Son derece renkli ve değerli direniş biçimleri ve pratikleri sosyal medya aracılığıyla yerel ve küresel düzeyde kitlelerin kolektif simgesine, edimine, pratiğine dönüştü.
Sosyal medya sokağın yaratıcı ve yıkıcı gücünü ve dilini çarpıcı bir şekilde kullandı.
Direniş ve ayaklanmanın gücünü, alay, ironi, mizah ve küfürün estetiğiyle bütünleştirdi. Sistemin her salvosu, her mistifikasyonu yeni direniş sanatları ve kültürünün ürünüyle bertaraf edildi. Bu yönde duvar yazıları, grafitiler muazzam bir işlev gördü.
1968 küresel ayağa kalkışta, duvar yazıları eylemin ruhunu dışa vuran, sokak sanatının muhteşem örnekleri, etkili ve yıkıcı pratikler olarak işlev görmüştü. Belki 1968 ruhunu en konsantre ve çarpıcı anlatımı bu yazılarda özetlenebilirdi.
İstanbul Ayaklanması’nda da duvar yazıları, tweet’ler ve Facebook durum güncellemeleri benzer işlev gördü, ayaklanmanın ruhunu ortaya koydu.
Alayın, mizahın, zekanın, şenliğin, üretmenin, yaşamın, anın, pratiğin muhteşem zenginlikleri duvar yazılarında ve sosyal ağda vücut buldu. Böylece İstanbul’un bir kavga ve isyan kentine dönüştüğü görüldü.
Sosyal medya kitlelerin coşkusunu, öfkesini, heyecanını, arzusunu, acısını paylaştığı alan oldu. Direnişin beslenmesinde ve direnişçilerin her birinin güçlenmesinde, direniş kültürünün yayılması ve şekillenmesinde önemli işlevler gördü. Sokak savaşları, sosyal medyayla güç kazandı. Savaşçıların ve direnişçilerin kendilerini ifade ettiği bir silaha dönüştü. Önümüzdeki dönem alternatif ya da karşı medyanın oluşmasında sosyal medyanın son derece önemli rolü olacaktır. Bu süreç aynı zamanda sermayenin organik parçası olan ve sermayenin tahakkümünü pekiştiren ana akım medyanın ablukasını dağıtmakta da önemli olanaklar sunabilir.

Yeni kent savaşları
Kent, kapitalizmin gelişme dinamiğinin bir yansımasıdır. Kent, kapitalizme varoluşsal bir zemin hazırlayan, kapitalizmin kendini yeniden üretmesini sağlayan, sermayenin dolaşımının en rasyonel ve en yıkıcı biçim kazandığı alandır.

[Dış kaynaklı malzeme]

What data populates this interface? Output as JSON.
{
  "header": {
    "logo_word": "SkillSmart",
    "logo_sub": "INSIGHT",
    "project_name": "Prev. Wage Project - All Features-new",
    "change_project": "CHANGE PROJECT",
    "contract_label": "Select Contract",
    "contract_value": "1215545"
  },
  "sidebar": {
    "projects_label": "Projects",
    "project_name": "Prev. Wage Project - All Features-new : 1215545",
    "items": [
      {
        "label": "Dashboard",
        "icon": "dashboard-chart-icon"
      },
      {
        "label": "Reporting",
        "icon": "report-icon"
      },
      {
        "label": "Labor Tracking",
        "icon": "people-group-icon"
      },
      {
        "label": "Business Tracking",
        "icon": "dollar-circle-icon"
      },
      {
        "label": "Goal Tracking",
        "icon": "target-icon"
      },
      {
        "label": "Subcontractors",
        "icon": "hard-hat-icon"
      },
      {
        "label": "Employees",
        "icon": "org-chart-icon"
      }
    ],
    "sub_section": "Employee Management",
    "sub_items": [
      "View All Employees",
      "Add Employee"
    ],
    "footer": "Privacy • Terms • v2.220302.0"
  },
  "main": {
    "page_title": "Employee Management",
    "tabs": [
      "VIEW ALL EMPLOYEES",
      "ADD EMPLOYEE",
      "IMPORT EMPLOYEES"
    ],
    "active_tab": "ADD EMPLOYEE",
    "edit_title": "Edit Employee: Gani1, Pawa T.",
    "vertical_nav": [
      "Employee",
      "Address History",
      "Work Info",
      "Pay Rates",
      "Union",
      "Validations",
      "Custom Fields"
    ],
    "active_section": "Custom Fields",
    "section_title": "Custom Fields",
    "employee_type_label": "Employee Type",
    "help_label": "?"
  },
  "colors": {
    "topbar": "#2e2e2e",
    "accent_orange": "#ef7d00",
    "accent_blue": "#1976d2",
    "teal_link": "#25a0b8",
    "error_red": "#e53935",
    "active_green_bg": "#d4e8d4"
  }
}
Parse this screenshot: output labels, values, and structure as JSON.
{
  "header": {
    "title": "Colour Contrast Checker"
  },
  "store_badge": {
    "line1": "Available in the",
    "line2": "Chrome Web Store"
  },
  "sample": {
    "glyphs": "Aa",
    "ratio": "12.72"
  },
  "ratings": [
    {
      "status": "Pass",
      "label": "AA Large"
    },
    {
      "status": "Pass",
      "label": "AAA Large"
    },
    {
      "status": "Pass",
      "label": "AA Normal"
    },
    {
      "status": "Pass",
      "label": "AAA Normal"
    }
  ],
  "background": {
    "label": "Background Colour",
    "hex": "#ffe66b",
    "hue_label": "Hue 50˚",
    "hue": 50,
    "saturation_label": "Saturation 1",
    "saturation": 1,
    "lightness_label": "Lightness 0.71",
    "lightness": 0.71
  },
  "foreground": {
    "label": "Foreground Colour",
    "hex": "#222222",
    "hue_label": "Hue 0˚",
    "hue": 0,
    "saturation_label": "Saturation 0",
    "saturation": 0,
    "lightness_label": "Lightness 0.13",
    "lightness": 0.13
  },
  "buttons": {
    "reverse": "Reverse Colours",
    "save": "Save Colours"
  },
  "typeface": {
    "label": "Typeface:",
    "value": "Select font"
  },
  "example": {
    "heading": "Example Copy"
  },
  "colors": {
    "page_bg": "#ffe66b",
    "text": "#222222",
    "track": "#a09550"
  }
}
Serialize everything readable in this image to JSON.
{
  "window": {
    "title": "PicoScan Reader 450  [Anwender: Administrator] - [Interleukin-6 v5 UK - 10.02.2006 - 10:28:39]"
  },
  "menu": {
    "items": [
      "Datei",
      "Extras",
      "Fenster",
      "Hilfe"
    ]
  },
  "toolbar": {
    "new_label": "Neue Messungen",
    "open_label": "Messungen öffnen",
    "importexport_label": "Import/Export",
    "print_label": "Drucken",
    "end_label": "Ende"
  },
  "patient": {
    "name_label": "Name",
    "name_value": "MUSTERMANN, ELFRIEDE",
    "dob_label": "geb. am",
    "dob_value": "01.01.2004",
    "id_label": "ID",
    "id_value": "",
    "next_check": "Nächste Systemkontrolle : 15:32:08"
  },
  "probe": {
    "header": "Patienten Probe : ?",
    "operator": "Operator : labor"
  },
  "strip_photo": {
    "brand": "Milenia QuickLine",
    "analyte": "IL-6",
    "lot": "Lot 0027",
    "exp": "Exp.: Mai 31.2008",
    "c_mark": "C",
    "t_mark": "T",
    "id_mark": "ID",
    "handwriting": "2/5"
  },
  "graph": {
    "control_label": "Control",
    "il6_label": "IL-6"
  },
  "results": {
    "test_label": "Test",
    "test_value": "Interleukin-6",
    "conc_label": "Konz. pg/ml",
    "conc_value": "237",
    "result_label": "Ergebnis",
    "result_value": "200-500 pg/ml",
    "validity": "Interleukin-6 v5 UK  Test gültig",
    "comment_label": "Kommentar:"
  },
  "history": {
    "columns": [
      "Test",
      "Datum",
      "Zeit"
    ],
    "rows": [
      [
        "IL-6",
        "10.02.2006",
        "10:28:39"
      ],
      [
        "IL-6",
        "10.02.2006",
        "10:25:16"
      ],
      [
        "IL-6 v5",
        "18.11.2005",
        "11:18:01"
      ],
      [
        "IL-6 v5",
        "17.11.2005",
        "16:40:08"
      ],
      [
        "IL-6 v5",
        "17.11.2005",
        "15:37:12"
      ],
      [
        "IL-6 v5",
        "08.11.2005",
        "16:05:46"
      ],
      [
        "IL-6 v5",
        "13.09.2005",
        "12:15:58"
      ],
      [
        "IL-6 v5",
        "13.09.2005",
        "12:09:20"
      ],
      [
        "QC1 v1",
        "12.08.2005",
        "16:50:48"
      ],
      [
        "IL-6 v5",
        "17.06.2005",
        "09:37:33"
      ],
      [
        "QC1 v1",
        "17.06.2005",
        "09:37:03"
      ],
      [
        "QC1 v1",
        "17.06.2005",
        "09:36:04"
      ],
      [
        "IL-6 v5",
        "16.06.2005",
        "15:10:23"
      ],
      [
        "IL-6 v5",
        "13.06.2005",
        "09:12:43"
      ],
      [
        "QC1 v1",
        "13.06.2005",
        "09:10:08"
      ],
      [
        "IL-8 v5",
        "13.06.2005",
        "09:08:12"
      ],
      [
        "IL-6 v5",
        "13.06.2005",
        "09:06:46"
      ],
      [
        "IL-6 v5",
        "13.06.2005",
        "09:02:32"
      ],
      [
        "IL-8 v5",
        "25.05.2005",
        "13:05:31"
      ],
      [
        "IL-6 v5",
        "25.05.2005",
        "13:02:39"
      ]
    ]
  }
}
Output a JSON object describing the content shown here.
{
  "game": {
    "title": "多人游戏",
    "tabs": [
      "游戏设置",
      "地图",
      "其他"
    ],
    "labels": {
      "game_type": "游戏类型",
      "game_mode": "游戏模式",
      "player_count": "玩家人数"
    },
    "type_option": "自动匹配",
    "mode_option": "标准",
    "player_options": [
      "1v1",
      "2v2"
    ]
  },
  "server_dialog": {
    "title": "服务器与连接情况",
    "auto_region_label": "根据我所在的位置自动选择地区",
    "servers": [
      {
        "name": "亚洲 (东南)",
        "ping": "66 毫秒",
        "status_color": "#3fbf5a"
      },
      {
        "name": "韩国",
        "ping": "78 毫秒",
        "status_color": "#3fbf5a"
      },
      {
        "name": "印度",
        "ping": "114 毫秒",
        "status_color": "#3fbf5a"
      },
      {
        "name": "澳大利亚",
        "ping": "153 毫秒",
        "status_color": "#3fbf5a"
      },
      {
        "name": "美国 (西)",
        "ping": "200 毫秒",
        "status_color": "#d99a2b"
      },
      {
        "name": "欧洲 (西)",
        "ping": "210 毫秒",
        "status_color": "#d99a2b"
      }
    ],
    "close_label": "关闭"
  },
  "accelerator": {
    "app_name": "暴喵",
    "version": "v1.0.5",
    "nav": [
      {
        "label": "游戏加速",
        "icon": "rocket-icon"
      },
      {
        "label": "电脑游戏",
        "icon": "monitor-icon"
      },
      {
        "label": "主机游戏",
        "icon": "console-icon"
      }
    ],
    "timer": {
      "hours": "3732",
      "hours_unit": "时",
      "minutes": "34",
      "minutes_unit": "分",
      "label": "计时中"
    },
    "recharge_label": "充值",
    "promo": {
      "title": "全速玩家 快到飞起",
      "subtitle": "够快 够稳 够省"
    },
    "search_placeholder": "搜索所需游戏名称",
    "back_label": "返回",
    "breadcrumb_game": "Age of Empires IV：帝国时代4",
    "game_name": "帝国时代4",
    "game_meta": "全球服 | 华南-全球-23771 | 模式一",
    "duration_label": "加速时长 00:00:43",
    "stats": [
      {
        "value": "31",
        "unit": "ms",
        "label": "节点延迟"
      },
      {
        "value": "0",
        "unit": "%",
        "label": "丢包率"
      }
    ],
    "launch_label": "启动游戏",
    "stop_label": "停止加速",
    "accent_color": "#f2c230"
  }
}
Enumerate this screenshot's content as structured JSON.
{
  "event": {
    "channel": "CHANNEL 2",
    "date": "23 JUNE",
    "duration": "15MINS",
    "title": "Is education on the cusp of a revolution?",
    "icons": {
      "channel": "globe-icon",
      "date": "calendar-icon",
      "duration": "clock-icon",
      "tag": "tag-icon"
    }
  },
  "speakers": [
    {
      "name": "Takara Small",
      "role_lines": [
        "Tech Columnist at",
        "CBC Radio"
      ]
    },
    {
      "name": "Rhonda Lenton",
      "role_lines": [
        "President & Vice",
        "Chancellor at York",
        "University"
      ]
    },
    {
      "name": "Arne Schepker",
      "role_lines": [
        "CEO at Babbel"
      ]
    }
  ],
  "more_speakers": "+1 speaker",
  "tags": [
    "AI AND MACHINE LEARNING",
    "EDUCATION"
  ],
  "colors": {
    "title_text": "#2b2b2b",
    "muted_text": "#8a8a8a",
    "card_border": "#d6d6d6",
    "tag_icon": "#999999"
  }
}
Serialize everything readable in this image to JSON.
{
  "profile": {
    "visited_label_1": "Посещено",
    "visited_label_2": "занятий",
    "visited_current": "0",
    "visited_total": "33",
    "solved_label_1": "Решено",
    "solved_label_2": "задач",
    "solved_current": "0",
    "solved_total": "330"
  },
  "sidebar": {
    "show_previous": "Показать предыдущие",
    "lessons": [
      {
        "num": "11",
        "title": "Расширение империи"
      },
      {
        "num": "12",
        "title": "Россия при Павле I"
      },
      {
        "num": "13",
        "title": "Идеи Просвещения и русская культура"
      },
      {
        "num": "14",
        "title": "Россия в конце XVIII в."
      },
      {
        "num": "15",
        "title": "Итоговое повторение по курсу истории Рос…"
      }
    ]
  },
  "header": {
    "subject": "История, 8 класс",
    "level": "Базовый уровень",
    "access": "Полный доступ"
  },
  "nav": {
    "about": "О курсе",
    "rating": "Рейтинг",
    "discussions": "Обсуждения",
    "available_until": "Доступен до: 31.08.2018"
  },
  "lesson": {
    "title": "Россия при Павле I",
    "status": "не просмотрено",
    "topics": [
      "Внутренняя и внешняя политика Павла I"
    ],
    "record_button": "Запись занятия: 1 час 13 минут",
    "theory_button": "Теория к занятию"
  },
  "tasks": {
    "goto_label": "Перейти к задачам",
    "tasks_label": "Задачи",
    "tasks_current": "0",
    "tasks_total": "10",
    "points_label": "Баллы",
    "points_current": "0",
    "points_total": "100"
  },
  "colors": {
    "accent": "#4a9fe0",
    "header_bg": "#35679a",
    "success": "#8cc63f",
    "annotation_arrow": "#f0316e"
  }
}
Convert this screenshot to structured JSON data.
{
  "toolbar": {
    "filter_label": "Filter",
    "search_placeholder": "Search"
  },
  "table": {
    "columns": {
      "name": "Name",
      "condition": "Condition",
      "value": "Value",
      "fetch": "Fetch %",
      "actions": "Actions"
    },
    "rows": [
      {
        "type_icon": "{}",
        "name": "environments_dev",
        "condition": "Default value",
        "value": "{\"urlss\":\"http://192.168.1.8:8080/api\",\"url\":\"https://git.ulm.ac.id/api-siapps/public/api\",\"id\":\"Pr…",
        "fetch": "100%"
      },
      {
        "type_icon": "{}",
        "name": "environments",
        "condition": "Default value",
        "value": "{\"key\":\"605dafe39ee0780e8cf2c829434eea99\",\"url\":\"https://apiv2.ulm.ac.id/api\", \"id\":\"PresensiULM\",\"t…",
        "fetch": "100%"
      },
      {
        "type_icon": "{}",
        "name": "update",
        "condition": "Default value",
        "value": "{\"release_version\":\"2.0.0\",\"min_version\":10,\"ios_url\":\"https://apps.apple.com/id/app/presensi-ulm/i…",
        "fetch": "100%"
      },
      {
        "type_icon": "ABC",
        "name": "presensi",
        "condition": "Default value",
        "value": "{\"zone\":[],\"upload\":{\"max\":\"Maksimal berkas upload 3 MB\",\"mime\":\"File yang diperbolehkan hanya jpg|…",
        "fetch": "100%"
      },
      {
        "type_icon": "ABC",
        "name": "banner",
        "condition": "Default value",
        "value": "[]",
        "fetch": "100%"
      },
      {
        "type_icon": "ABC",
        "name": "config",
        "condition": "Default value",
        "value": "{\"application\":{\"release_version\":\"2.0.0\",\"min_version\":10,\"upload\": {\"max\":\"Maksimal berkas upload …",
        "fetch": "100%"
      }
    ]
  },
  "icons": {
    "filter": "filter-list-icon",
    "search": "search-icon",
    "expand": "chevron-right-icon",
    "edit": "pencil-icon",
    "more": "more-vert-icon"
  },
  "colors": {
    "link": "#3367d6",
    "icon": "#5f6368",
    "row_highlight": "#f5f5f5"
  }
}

Kentle kapitalizm arasında organik bir ilişki vardır. Birbirini şekillendiren, güçlendiren ve geliştiren bu organik ilişki, sermayenin tahakkümünü koşullar. Kent piyasanın ve sermaye iktidarının somut biçim aldığı yerdir.
Kent kapitalizmin kalbidir ve onun ruhunu bütün çıplaklığıyla ortaya koyduğu alandır.
Burjuvazi kendi ontolojisini kentte kurdu. Ve yok edici istilasını kentin üzerinden şekillendirdi.
Kent sermaye ve piyasanın tahakkümünü kurduğu, yeni biçimler kazandığı ve giderek görünmezleştiği yerdir. Sermaye, kentin her yerindedir. Ama hiçbir yerde olmamayı da kentte başarır.
Öte yandan kent, tarih boyunca sınıflar mücadelesinin en keskin yaşandığı, ve bu mücadelenin en sert seyrettiği coğrafya oldu. En başta işçi sınıfının ana rahmi olan kentler, sınıf mücadelesinde de taşıyıcı roller üstlendi. Tahakkümün en konsantre ve yoğun yaşandığı kentler, içinde taşıdığı yıkıcı potansiyel ve anarşiyle tahakkümün ve otoritenin en kırılgan olduğu alanlar olarak dikkat çekti.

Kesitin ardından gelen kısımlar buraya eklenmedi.